A psychiatrist talks to the patient, a half dozen various social workers, psychologists, etc. examine them and tests are done, verbally I believe. My mom was in Geri Psych for six days. Then she was discharged to AL to see how the new meds were going to work. Ultimately very well I’m glad to say, although mom has sundowner syndrome pretty regularly. The staff manages that and says she’s a doll. Mom likes AL and believes she’d like to stay there.

So now we have dad running loose which has never been the greatest idea, he likes to spend money. Except for buying a new Honda he’s handling the house maintenance and bill paying well. Responsible spending apparently.

So get mom assessed. Medicare pays for most of it.

blannie Jan 2018
NeedsHelp start by watching Teepa Snow videos on Youtube. She has wonderful videos on dealing with folks with dementia. It sounds like your mom has some kind of diminished capacity happening, whether it's from illness or medications. Has she added or changed any medications recently? If not, I'd try to rule out purely physical causes. I'd get her tested for a UTI (urinary tract infection) ASAP. Those kinds of infections in seniors can make them appear to have dementia with crazy behavior and hallucinations.

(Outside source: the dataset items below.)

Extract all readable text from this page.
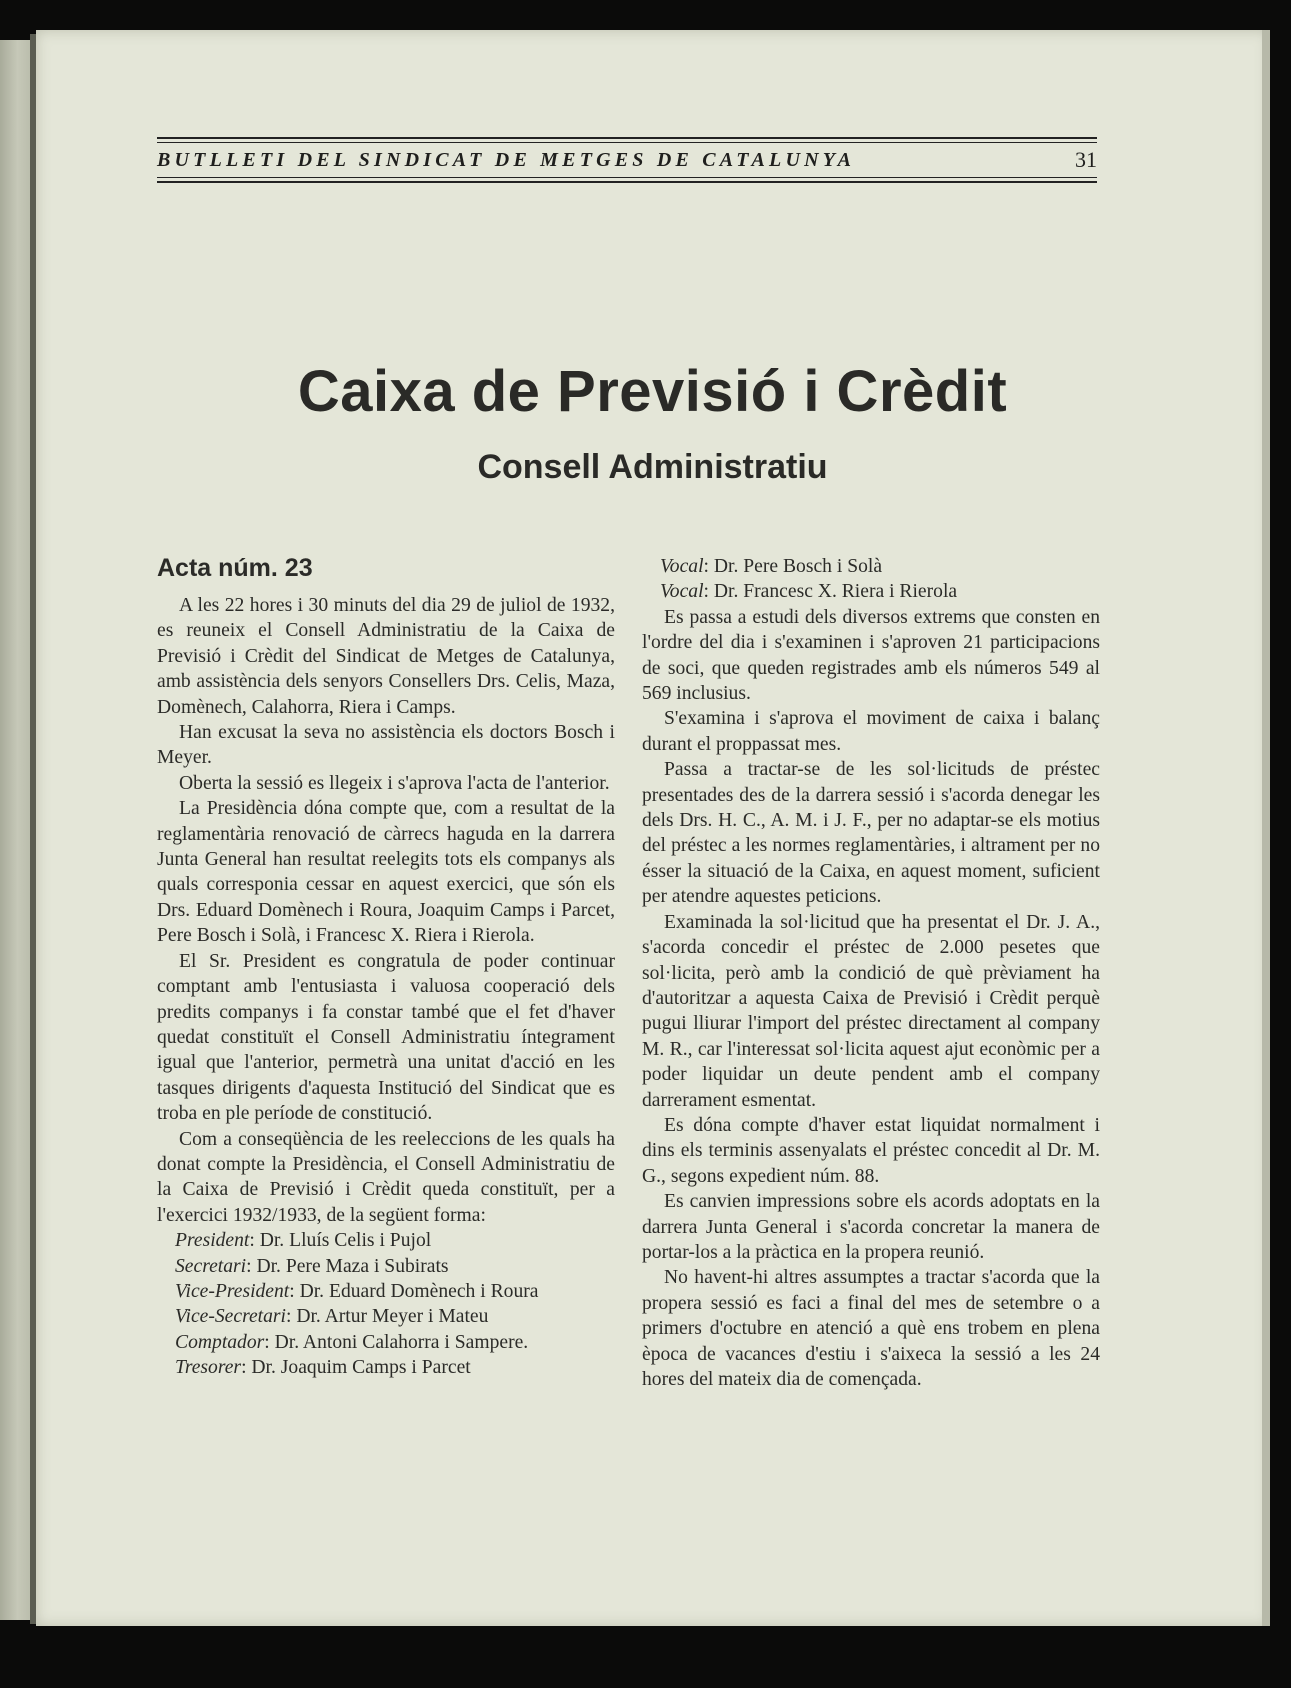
BUTLLETI DEL SINDICAT DE METGES DE CATALUNYA	31
Caixa de Previsió i Crèdit
Consell Administratiu

Acta núm. 23

A les 22 hores i 30 minuts del dia 29 de juliol de 1932, es reuneix el Consell Administratiu de la Caixa de Previsió i Crèdit del Sindicat de Metges de Catalunya, amb assistència dels senyors Consellers Drs. Celis, Maza, Domènech, Calahorra, Riera i Camps.

Han excusat la seva no assistència els doctors Bosch i Meyer.

Oberta la sessió es llegeix i s'aprova l'acta de l'anterior.

La Presidència dóna compte que, com a resultat de la reglamentària renovació de càrrecs haguda en la darrera Junta General han resultat reelegits tots els companys als quals corresponia cessar en aquest exercici, que són els Drs. Eduard Domènech i Roura, Joaquim Camps i Parcet, Pere Bosch i Solà, i Francesc X. Riera i Rierola.

El Sr. President es congratula de poder continuar comptant amb l'entusiasta i valuosa cooperació dels predits companys i fa constar també que el fet d'haver quedat constituït el Consell Administratiu íntegrament igual que l'anterior, permetrà una unitat d'acció en les tasques dirigents d'aquesta Institució del Sindicat que es troba en ple període de constitució.

Com a conseqüència de les reeleccions de les quals ha donat compte la Presidència, el Consell Administratiu de la Caixa de Previsió i Crèdit queda constituït, per a l'exercici 1932/1933, de la següent forma:

President: Dr. Lluís Celis i Pujol

Secretari: Dr. Pere Maza i Subirats

Vice-President: Dr. Eduard Domènech i Roura

Vice-Secretari: Dr. Artur Meyer i Mateu

Comptador: Dr. Antoni Calahorra i Sampere.

Tresorer: Dr. Joaquim Camps i Parcet

Vocal: Dr. Pere Bosch i Solà

Vocal: Dr. Francesc X. Riera i Rierola

Es passa a estudi dels diversos extrems que consten en l'ordre del dia i s'examinen i s'aproven 21 participacions de soci, que queden registrades amb els números 549 al 569 inclusius.

S'examina i s'aprova el moviment de caixa i balanç durant el proppassat mes.

Passa a tractar-se de les sol·licituds de préstec presentades des de la darrera sessió i s'acorda denegar les dels Drs. H. C., A. M. i J. F., per no adaptar-se els motius del préstec a les normes reglamentàries, i altrament per no ésser la situació de la Caixa, en aquest moment, suficient per atendre aquestes peticions.

Examinada la sol·licitud que ha presentat el Dr. J. A., s'acorda concedir el préstec de 2.000 pesetes que sol·licita, però amb la condició de què prèviament ha d'autoritzar a aquesta Caixa de Previsió i Crèdit perquè pugui lliurar l'import del préstec directament al company M. R., car l'interessat sol·licita aquest ajut econòmic per a poder liquidar un deute pendent amb el company darrerament esmentat.

Es dóna compte d'haver estat liquidat normalment i dins els terminis assenyalats el préstec concedit al Dr. M. G., segons expedient núm. 88.

Es canvien impressions sobre els acords adoptats en la darrera Junta General i s'acorda concretar la manera de portar-los a la pràctica en la propera reunió.

No havent-hi altres assumptes a tractar s'acorda que la propera sessió es faci a final del mes de setembre o a primers d'octubre en atenció a què ens trobem en plena època de vacances d'estiu i s'aixeca la sessió a les 24 hores del mateix dia de començada.
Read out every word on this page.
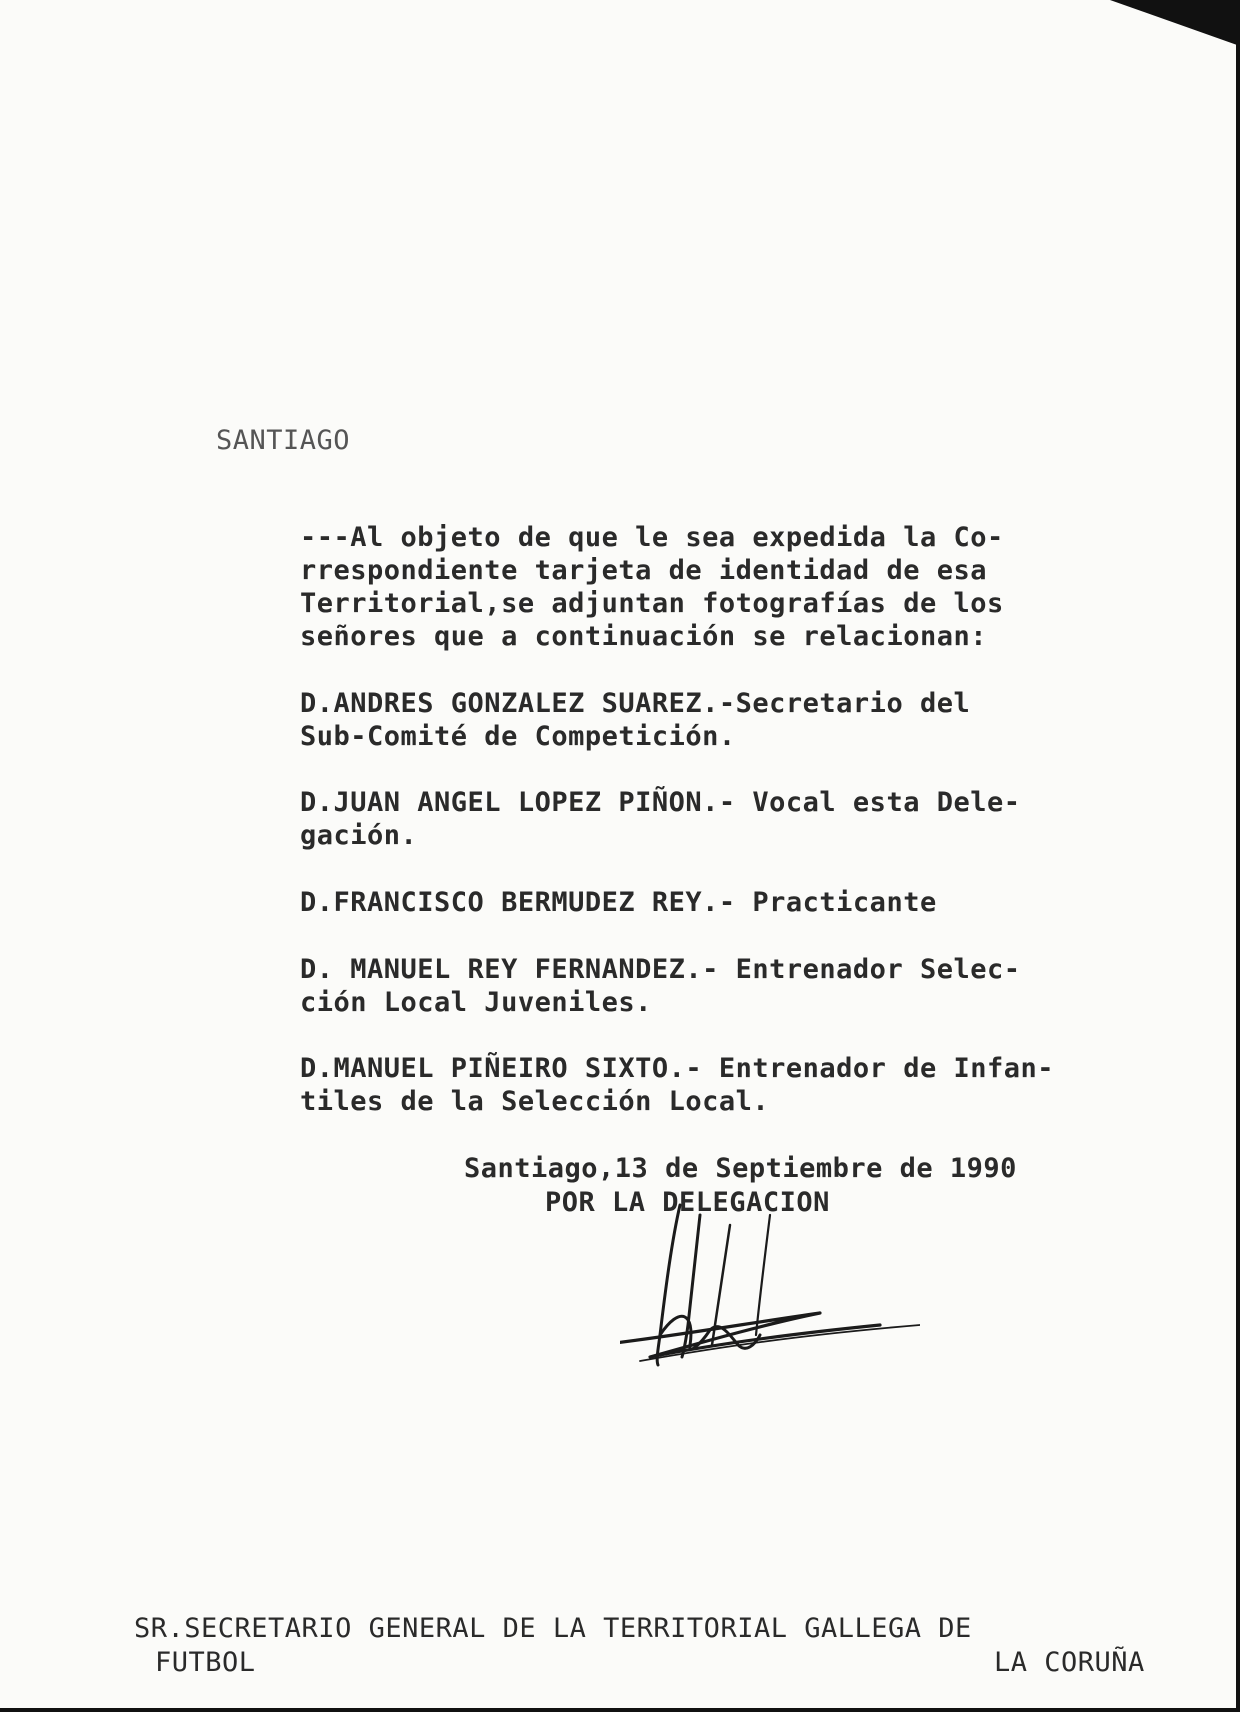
SANTIAGO
---Al objeto de que le sea expedida la Co-
rrespondiente tarjeta de identidad de esa
Territorial,se adjuntan fotografías de los
señores que a continuación se relacionan:
D.ANDRES GONZALEZ SUAREZ.-Secretario del
Sub-Comité de Competición.
D.JUAN ANGEL LOPEZ PIÑON.- Vocal esta Dele-
gación.
D.FRANCISCO BERMUDEZ REY.- Practicante
D. MANUEL REY FERNANDEZ.- Entrenador Selec-
ción Local Juveniles.
D.MANUEL PIÑEIRO SIXTO.- Entrenador de Infan-
tiles de la Selección Local.
Santiago,13 de Septiembre de 1990
POR LA DELEGACION
SR.SECRETARIO GENERAL DE LA TERRITORIAL GALLEGA DE
FUTBOL	LA CORUÑA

On a longer-term basis, could you take her in for a flu shot or the pneumonia vaccine or the shingles vaccine as a pretext to getting her more fully tested? Or take her for her annual physical? Before you do that, you write out what you're telling us and you get that to her doctor and ask him to read it before her visit. He needs to understand what is going on with her, even if he can't discuss it with you.

Polarbear is right - arguing with her won't get you anywhere. You need to "join her in her world" and try to distract her instead of telling her she's wrong. But you first need to get her assessed, if at all possible, to figure out what you're dealing with.

realtime Jan 2018
NeedsHelp, On a couple of occasions, I have called one of my mother's doctors, told the doctor or his nurse that I understood they couldn't talk to me but I wanted them to have some information about Mother before her appointment, and laid out my observations or concerns. This works.

NeedsHelp1972 Jan 2018
polarbear - thank you for the quick response, but I've tried talking to her about seeing a doctor and she will snap at me and say nothing is wrong. I was on her health proxy, but when it was time to redo it, she took me off. I had called the doctors office the last time this occurred and wanted to talk, and they informed me then that I was not listed to discuss her medical conditions. Unfortunately, when she sees her doctor, she seems completely lucid. I wish I could get them to see this and help us at least get a proper diagnosis.

polarbear Jan 2018
She needs to go see her doctor. And the doctor needs to know what is going on with her before going in.

Obviously, something is very wrong with her mentally. Her doctor will be able to help her or refer her to a specialist.

Trying to reason with her is a lost cause. It will gets you both more upset.